I think this indicates that either the comparator-function needs a revert / another overhaul - or at least something further needs doing on the kdtree side, also on CPU... Agreed @sq-meng ?

sq-meng commented 7 months ago

@willend I agree - something is still iffy. And to make things worse, I was not able to get the longer period oscillations on my machine with either kdtree or regularπŸ˜‚. This definitely still needs more work.

sq-meng commented 7 months ago

@willend Could you check if your constant field file has 27 lines? My original reply containing the field file missed last 5 lines and I edited to add these soon after. But if you got the unedited version, the z=0.0 plane would have remained unpopulated, explaining the longer period.

willend commented 7 months ago

Right! I was missing the last block! I will rerun and see where this takes us on my side...

willend commented 7 months ago

And you were right this updates the situation to:

CPU regular: Screenshot 2024-02-09 at 14 20 28

CPU kdtree: Screenshot 2024-02-09 at 14 20 40

GPU regular: Screenshot 2024-02-09 at 14 20 26

Flipping the "CPU default" to "NULL" should make it adaptive - and keeping the GPU side to "regular" unless explicitly chosen otherwise makes sense for now.

willend commented 7 months ago

One of the typical things that could give this type of difference is if some variable initially in the COMPONENT scope (i.e. the Table object) gets modified during TRACE - thus leading to memory/data overlap between the GPU threads... But I didn't spot that up to now...

willend commented 7 months ago

Actual a VERY obvious candidate is the "R_SWAP"... macro.

I am afraid every neutron will either need its own copy of the interpolator - or a function with one or more #pragma acc atomic claused need writing... (Then the global interpolator gets updated via "locks" - only access by one thread at a time...)

sq-meng commented 7 months ago

Can't comment on that as I have zero knowledge on GPU programming... But I reckon the tons of branches in kd-tree won't perform on GPU anyway.
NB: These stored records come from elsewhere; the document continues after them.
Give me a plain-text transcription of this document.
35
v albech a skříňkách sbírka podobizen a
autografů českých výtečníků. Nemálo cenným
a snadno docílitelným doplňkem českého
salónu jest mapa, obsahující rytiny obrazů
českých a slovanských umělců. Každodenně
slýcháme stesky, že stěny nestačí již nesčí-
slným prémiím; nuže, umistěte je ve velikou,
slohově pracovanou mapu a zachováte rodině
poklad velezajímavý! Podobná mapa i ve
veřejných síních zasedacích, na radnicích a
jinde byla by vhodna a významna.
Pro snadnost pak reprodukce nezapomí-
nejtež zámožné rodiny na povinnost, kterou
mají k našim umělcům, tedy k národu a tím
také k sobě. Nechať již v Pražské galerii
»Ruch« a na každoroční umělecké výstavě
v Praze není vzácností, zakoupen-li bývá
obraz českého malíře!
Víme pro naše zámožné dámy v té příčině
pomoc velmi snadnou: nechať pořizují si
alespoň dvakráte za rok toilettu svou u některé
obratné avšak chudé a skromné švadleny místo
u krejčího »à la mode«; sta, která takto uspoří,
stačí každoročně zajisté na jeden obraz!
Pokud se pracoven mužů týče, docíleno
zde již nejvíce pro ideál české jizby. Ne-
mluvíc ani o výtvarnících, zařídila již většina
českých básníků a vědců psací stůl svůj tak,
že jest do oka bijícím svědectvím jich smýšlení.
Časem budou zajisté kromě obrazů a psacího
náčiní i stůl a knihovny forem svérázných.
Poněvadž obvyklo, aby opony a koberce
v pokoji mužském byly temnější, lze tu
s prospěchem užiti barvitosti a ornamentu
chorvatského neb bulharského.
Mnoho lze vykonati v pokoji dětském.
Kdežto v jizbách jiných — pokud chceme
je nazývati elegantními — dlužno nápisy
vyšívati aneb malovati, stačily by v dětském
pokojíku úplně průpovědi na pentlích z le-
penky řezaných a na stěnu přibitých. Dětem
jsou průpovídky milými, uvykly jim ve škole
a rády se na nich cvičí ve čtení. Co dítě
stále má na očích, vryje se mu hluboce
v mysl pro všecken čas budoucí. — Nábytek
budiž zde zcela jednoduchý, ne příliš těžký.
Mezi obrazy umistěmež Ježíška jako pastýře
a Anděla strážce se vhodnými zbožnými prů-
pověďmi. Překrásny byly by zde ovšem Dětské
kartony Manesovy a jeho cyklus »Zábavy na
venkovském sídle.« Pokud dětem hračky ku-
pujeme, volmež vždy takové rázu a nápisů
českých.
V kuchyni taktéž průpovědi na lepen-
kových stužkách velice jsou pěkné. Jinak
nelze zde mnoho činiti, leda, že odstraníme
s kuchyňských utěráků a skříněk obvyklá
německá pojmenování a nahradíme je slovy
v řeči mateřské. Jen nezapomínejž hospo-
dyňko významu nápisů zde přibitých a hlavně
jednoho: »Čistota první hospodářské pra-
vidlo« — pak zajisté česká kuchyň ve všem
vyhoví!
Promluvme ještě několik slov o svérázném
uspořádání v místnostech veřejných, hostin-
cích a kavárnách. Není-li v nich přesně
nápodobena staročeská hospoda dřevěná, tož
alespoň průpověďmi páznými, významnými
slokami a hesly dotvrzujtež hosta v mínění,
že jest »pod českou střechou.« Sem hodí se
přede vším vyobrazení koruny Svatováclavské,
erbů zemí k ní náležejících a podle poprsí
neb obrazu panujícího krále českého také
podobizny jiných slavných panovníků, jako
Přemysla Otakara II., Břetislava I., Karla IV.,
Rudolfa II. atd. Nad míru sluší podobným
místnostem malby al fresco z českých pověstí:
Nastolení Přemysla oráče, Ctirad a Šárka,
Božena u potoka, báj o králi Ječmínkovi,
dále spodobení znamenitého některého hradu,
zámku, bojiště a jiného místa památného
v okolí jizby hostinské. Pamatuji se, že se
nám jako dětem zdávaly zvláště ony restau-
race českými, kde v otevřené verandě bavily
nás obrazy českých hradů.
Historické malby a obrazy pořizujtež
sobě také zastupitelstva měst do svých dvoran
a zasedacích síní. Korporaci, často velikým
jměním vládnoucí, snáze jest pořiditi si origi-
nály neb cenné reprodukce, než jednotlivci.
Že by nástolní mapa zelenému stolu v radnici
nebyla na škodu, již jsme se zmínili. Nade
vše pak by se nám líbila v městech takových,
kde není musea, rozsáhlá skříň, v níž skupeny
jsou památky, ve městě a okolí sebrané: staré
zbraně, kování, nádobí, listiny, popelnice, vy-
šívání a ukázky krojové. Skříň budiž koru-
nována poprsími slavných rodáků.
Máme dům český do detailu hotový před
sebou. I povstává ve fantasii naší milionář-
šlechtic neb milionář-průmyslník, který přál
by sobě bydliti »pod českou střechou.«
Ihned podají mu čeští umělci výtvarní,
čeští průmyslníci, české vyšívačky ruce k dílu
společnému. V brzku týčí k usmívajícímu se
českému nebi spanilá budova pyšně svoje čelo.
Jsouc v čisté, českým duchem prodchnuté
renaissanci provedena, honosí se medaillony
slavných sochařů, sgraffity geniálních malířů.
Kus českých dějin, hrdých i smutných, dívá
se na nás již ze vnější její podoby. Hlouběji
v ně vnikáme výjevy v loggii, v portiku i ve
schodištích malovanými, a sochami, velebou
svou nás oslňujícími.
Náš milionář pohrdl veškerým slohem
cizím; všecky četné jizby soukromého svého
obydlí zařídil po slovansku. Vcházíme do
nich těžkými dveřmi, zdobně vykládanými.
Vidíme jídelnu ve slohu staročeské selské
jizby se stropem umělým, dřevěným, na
Glad we at least have the result mismatch situation closed!

willend commented 7 months ago

I think my choice will in fact be to effectively disable "kdtree" on GPU. Exit with a warning if anything other than "default" / "regular" is chosen.

The other stuff will either become a) very memory demanding, i.e. an "interpolator" copy pr. GPU thread or b) Slow due to use of #pragma acc atomics (i.e. mutex'es that lock memory on acces to allow one single thread at a time...)

willend commented 7 months ago

Heh, interestingly the size of flipfield.dat is not what it claims to be...

wc -l flipfield.dat 
151 flipfield.dat
(mcstas-3.x-dev/miniconda3) data $ head -2 flipfield.dat 
# 300
-0.1 -0.1 -0.5 0.0 0.0 1.0e-05

But I am not sure the # 300 header has any practical meaning in this particular case....

willend commented 7 months ago

Ha! The remaining issue with the flipfield.dat file is apparently one of "irregular" array dimensions! Apparently there is an underlying assumption not only that the bins along each of the dimensions are uniform length, but also that Nx == Ny == Nz:

The file is 5x5x6 naturally which (forcing regular - this occurs both on CPU and GPU) gives this output in the flip-case: Screenshot 2024-02-09 at 18 26 00

I have now written up a short Matlab (yes I know, better do it in Python ;-)) script to resample a field file: remesh.m.txt

Using this I was able to resample to e.g. 6x6x6: remeshed_6x6x6_flipfield.dat.txt

Which now performs correctly in both the CPU and GPU cases with regular interpolation!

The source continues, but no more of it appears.